Trump exige le licenciement des économistes en chef des grandes banques américaines pour leurs prévisions « trop pessimistes »

Le clash entre Trump et Wall Street atteint un nouveau sommet. L'ancien président presse les géants bancaires de se débarrasser de leurs experts économiques - coupables selon lui de nuire au moral du marché.
Une purge financière qui sent bon le populisme. Les banques résisteront-elles à cette ingérence sans précédent dans leur indépendance analytique ?
Pendant ce temps, à deux pas de Wall Street, les traders s'en moquent : ils sont trop occupés à faire des paris sur le prochain shitcoin qui explosera +500% ce trimestre.
Trump conteste Goldman sur l'impact sur les consommateurs
Trump a accusé David et Goldman de refuser de « rendre à César ce qui est à César », affirmant que la banque « avait fait une mauvaise prédiction il y a longtemps sur les répercussions sur le marché et les tarifs douaniers ».
Il a ajouté que si David ne trouve pas de nouvel économiste, « peut-être devrait-il se concentrer sur son métier de DJ et ne pas se soucier de diriger une grande institution financière. » Trump n'a pas nommé l'économiste qu'il souhaitait remplacer, mais le rapport en question a été rédigé par Jan Hatzius, économiste en chef de Goldman Sachs depuis 2011.
Selon une note de recherche de Jan, publiée dimanche, les consommateurs américains avaient payé 22 % des coûts des droits de douane en juin. Le rapport prévoit que cette part pourrait atteindre 67 % d'ici octobre si les droits de douane ultérieurs ont le même effet que les précédents. L'analyse indique que de nombreuses entreprises sont susceptibles d'augmenter leurs prix à mesure que les droits d'importation entrent en vigueur, ce qui alourdit la charge fiscale pour les consommateurs.
Trump a reporté certains de ses droits de douane les plus sévères, retardant ainsi leur impact sur les ménages américains. Son plan de droits de douane « réciproques », présenté en avril, a été suspendu peu après et a été mis en œuvre sous une forme plus modeste la semaine dernière.
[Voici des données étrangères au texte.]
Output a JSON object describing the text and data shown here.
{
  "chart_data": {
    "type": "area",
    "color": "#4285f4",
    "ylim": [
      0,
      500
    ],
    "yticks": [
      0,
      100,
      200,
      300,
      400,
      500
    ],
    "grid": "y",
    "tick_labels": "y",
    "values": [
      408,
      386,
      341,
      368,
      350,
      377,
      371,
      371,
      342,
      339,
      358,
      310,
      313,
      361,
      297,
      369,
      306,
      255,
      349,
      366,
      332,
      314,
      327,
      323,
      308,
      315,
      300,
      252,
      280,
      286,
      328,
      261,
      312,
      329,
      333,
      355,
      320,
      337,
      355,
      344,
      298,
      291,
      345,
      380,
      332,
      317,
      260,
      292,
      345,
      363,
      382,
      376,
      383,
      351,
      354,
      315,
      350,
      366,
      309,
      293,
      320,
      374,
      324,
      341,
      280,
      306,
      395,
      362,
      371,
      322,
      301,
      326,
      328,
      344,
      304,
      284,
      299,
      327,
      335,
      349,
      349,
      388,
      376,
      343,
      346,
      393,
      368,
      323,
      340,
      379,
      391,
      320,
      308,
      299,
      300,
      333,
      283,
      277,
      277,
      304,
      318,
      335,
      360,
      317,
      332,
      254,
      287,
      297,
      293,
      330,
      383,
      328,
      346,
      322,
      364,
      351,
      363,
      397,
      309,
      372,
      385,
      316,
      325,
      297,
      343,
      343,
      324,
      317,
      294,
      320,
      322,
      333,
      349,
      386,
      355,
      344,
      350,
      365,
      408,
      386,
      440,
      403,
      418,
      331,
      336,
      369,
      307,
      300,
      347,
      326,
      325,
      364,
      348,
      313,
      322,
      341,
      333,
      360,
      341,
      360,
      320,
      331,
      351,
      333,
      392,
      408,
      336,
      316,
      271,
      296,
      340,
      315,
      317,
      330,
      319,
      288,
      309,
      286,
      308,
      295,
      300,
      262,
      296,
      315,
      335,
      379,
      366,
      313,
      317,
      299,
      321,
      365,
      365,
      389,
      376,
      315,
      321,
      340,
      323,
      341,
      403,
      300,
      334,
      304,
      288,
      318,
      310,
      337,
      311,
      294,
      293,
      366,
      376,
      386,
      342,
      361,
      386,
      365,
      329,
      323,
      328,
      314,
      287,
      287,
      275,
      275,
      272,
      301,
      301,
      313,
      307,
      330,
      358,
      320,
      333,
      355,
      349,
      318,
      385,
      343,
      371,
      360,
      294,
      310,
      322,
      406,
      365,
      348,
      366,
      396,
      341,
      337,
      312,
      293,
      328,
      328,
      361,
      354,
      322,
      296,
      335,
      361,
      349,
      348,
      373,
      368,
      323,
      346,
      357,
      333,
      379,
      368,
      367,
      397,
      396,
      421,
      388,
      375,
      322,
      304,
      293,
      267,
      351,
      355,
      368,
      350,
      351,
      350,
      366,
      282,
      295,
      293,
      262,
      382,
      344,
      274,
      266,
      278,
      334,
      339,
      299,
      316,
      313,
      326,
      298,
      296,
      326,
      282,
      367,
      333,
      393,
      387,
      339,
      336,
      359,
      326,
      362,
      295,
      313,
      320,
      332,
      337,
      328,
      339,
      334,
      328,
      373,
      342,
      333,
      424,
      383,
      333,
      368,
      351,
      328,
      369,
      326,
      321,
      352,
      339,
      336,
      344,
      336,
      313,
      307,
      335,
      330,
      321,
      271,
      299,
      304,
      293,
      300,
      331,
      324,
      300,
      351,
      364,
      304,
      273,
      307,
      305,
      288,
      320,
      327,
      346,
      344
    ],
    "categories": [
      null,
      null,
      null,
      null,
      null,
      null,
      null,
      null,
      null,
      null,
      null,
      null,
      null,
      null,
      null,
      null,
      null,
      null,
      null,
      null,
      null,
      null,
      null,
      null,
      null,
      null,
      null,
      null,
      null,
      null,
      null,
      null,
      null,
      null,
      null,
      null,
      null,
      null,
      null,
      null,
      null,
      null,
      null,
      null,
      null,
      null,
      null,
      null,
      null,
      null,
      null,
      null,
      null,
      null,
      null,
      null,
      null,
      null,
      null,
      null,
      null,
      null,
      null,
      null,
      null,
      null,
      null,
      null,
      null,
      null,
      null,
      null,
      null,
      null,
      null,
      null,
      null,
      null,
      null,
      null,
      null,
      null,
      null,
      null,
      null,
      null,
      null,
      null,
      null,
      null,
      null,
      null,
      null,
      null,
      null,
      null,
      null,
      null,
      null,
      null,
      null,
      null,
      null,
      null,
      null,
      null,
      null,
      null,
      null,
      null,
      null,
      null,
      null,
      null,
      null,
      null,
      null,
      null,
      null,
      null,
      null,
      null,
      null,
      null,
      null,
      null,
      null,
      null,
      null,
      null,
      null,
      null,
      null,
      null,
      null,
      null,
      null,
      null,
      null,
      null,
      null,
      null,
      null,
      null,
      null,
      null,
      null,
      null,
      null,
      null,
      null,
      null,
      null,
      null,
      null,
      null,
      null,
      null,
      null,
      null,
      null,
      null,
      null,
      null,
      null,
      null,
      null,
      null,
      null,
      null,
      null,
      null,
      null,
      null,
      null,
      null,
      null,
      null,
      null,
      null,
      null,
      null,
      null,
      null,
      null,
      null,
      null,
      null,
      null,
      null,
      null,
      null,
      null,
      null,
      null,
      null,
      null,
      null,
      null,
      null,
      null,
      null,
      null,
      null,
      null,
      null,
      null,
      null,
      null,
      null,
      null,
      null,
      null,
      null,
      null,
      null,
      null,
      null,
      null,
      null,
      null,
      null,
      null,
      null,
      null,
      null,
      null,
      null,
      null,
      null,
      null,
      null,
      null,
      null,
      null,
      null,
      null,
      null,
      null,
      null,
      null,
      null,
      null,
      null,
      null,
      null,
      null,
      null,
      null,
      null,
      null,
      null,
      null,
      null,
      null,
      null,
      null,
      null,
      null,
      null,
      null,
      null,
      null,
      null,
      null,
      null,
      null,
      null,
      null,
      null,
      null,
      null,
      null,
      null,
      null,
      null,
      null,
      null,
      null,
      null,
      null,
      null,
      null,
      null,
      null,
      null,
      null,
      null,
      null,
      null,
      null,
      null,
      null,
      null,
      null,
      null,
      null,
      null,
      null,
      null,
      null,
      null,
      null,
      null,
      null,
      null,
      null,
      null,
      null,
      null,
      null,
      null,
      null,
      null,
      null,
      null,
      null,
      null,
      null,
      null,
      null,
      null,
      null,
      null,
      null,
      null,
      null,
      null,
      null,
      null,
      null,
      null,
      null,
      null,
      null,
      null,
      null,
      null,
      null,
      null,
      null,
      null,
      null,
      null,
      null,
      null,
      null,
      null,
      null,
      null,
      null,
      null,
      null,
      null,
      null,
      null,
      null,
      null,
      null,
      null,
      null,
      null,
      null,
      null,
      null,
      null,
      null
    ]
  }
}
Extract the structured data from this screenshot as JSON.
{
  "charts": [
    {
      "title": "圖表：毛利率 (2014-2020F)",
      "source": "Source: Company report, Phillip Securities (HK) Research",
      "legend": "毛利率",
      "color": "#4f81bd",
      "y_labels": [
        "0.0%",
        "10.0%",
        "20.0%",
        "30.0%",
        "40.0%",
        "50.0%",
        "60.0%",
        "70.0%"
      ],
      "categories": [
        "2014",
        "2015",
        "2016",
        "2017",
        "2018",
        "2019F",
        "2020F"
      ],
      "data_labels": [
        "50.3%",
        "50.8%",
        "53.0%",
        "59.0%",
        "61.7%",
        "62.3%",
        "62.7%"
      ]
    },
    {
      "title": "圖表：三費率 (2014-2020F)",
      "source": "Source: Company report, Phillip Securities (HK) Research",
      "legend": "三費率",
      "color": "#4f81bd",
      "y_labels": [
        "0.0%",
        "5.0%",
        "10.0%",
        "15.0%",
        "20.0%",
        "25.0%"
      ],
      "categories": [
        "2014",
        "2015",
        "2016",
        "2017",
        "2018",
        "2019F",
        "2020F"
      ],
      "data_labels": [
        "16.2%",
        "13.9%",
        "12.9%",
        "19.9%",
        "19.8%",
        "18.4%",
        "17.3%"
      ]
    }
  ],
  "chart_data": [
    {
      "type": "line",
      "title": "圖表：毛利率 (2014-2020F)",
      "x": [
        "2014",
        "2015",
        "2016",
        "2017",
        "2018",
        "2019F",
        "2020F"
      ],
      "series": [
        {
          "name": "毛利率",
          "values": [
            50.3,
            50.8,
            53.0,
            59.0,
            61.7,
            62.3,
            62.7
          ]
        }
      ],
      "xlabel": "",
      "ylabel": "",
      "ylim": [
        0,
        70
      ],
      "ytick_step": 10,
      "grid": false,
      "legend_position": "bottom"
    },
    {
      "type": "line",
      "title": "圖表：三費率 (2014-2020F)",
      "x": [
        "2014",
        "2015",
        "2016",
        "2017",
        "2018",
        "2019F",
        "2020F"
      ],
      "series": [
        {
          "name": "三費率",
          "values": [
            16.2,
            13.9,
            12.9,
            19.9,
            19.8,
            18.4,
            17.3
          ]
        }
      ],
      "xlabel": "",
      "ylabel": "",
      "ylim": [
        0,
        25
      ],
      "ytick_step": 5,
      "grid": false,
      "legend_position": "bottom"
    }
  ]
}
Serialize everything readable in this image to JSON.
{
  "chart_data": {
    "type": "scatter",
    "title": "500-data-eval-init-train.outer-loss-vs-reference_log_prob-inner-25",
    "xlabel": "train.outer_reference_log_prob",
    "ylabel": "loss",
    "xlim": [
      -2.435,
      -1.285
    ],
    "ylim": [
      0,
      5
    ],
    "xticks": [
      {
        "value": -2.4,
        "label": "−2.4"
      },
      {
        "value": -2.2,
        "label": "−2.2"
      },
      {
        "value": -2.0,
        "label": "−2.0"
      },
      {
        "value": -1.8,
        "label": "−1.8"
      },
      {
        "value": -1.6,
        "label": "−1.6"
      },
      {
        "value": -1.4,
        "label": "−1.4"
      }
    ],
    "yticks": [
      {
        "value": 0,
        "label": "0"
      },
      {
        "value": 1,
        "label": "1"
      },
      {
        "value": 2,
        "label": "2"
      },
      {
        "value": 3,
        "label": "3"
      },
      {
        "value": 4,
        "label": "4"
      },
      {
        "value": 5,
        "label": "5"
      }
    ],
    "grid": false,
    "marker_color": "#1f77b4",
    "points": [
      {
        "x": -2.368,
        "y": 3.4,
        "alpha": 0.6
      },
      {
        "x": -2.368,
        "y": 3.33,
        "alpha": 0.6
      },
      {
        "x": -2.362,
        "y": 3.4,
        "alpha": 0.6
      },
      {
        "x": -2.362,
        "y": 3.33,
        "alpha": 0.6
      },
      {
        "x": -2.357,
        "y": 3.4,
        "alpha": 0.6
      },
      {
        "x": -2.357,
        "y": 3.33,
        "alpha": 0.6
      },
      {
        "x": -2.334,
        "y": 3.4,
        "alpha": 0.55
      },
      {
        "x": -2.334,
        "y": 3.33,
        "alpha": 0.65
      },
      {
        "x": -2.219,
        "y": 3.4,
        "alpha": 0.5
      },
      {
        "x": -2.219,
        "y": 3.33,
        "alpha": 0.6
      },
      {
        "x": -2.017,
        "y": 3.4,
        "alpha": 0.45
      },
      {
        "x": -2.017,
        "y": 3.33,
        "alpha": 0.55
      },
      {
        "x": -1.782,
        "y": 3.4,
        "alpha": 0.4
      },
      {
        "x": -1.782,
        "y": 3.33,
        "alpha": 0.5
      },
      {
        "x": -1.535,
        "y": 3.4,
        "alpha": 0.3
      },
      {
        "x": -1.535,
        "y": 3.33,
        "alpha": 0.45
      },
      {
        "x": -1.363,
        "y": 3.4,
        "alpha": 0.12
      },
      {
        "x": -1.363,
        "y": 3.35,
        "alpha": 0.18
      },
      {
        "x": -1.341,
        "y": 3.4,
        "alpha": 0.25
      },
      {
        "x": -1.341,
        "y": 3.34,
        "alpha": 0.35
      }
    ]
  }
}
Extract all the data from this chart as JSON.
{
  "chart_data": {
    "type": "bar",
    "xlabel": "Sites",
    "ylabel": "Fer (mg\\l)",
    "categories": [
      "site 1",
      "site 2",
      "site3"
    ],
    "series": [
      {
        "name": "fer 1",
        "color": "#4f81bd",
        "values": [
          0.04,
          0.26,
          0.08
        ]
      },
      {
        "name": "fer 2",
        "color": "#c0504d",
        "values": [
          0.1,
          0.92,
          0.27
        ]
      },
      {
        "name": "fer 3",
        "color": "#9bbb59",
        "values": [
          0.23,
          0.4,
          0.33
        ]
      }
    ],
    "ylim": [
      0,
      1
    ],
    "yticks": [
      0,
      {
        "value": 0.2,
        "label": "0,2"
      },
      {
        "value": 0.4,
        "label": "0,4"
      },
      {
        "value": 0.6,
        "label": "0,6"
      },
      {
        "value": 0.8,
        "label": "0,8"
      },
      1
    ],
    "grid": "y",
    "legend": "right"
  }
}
Les droits de douane sur les produits chinois, qui avaient atteint 145 % à leur apogée, ont été réduits à 30 % depuis mai.
Contestation judiciaire de la politique tarifaire
Vendredi, Trump a averti les tribunaux américains de ne pas bloquer son programme de droits de douane, affirmant que cela nuirait à la bourse et provoquerait une « grave récession économique ». Il a écrit que si « une cour de gauche radicale » annulait les droits de douane aujourd'hui, « ce serait comme en 1929, une grande dépression ».
Il a soutenu qu’une telle décision détruirait « la plus grande quantité d’argent, de création de richesse et d’influence que les États-Unis aient jamais connue » et rendrait la reprise impossible.
Cet avertissement intervient alors qu'une cour d'appel fédérale examine les arguments relatifs à la légalité des mesures commerciales de Trump. Le litige porte sur la question de savoir si les droits de douane sont autorisés en vertu de la loi de 1977 sur les pouvoirs économiques d'urgence internationale. L'ancien président de la Chambre des représentants, Paul Ryan, a déclaré cette semaine à CNBC que la Cour suprême pourrait à terme annuler complètement ces droits.
L'administration Trump a déclaré que les droits de douane s'inscrivaient dans une stratégie à long terme visant à protéger les industries américaines. Des économistes, dont ceux de Goldman Sachs, ont averti que les consommateurs seraient confrontés à une hausse des coûts dans les mois à venir. Plusieurs entreprises ont déjà annoncé qu'elles augmenteraient leurs prix pour compenser ces droits.
Goldman n'a pas commenté publiquement les déclarations de Trump sur David ou Jan. Ce désaccord a mis en évidence le fossé entre les affirmations de la Maison Blanche sur qui paie les tarifs douaniers et les projections de Wall Street sur l'impact sur les Américains.